Collins casts three different actors to play Heaney at different stages of his life; as a young boy growing up in poverty-stricken Connemara (Colm Seoighe), as a labourer in Glasgow (Michael O’Chonfhlaol­a), and as an older man, looking back over his life (Macdara Ó Fátharta). All of the actors impress both through their expression­s and powerful singing, which becomes the way we understand Heaney – an isolated, almost unknowable individual. Seoige shows how a young Heaney was too shy to share his voice for years, and had to be implored to do so, while O’Chonfhlaol­a has a strikingly gaunt face that hints at the complex and troubled inner life that led Heaney to abandon a wife and family and move to America.

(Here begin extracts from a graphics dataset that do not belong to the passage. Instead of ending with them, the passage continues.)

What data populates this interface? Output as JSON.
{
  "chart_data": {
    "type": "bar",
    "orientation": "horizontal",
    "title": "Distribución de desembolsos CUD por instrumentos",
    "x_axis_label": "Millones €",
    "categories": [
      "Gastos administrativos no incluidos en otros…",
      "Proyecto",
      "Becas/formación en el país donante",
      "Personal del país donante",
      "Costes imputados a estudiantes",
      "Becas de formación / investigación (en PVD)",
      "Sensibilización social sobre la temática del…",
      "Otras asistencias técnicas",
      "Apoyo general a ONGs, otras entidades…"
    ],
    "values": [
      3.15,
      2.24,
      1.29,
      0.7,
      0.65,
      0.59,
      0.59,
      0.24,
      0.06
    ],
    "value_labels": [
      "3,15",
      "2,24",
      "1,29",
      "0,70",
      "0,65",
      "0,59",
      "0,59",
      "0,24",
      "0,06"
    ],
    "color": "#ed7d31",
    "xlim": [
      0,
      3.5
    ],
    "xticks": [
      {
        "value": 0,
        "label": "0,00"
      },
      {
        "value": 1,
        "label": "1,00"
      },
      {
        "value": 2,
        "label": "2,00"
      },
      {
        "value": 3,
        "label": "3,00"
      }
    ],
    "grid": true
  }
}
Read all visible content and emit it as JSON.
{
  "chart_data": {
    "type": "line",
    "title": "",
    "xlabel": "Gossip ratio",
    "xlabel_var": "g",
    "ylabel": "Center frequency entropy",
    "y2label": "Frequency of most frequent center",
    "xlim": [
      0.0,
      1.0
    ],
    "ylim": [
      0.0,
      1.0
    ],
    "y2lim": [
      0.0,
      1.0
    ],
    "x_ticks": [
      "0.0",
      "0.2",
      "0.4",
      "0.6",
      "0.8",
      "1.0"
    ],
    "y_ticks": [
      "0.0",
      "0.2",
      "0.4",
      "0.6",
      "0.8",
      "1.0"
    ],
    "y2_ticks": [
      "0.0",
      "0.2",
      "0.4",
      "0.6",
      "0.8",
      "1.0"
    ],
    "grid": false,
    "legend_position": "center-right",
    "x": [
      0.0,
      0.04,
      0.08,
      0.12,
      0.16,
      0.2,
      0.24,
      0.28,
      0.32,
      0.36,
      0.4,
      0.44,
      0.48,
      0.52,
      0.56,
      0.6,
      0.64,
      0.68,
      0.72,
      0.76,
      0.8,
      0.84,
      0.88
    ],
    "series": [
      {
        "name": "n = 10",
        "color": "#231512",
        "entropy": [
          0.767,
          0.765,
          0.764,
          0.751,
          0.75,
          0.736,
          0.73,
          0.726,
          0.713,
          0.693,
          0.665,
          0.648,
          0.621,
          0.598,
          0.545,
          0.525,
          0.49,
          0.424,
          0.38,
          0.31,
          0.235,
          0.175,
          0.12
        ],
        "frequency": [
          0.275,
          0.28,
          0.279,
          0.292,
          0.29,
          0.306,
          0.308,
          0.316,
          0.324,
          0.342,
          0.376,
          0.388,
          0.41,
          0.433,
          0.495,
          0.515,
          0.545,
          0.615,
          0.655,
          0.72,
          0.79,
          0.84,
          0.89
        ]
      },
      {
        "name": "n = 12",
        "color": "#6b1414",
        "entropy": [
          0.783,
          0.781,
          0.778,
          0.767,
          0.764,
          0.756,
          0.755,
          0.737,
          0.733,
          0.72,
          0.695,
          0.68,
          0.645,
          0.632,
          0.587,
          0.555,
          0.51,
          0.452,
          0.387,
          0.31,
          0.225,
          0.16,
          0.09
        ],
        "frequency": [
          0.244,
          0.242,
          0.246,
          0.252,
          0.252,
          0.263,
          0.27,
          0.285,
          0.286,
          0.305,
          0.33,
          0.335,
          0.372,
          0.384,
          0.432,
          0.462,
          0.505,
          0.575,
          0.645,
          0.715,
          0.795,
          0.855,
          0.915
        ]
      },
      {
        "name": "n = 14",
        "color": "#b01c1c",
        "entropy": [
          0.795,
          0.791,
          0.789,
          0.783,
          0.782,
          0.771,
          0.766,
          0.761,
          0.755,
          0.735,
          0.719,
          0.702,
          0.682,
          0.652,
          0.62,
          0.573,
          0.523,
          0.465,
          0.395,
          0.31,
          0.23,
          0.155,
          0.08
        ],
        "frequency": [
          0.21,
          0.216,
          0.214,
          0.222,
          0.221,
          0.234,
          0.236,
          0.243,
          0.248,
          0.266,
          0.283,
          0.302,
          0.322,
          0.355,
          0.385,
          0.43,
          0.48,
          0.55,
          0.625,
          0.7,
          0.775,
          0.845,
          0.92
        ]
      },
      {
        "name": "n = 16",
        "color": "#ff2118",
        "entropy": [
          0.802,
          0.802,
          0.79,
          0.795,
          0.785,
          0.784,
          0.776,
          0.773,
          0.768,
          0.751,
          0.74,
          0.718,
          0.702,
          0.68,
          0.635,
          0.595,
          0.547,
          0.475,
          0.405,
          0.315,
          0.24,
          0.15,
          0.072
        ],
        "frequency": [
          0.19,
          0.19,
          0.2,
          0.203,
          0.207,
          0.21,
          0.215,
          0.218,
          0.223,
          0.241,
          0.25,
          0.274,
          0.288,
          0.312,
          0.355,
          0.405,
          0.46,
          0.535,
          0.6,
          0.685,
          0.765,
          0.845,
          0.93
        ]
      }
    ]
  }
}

While grainy archive footage of Heaney does appear throughout, Collins’ focus is on creating an interwoven filmic texture between his three timelines, one that captures the unique beauty of sean nos and the places Heaney shared it. Shooting in intimate firelit Irish pubs, and juxtaposin­g the serene traditiona­l songs with the urban cityscape when Heaney moves to New York, Songs Of Granite is less a biography than a solemn, elegiac tale of the Irish diaspora, clinging to traditions even as they leave.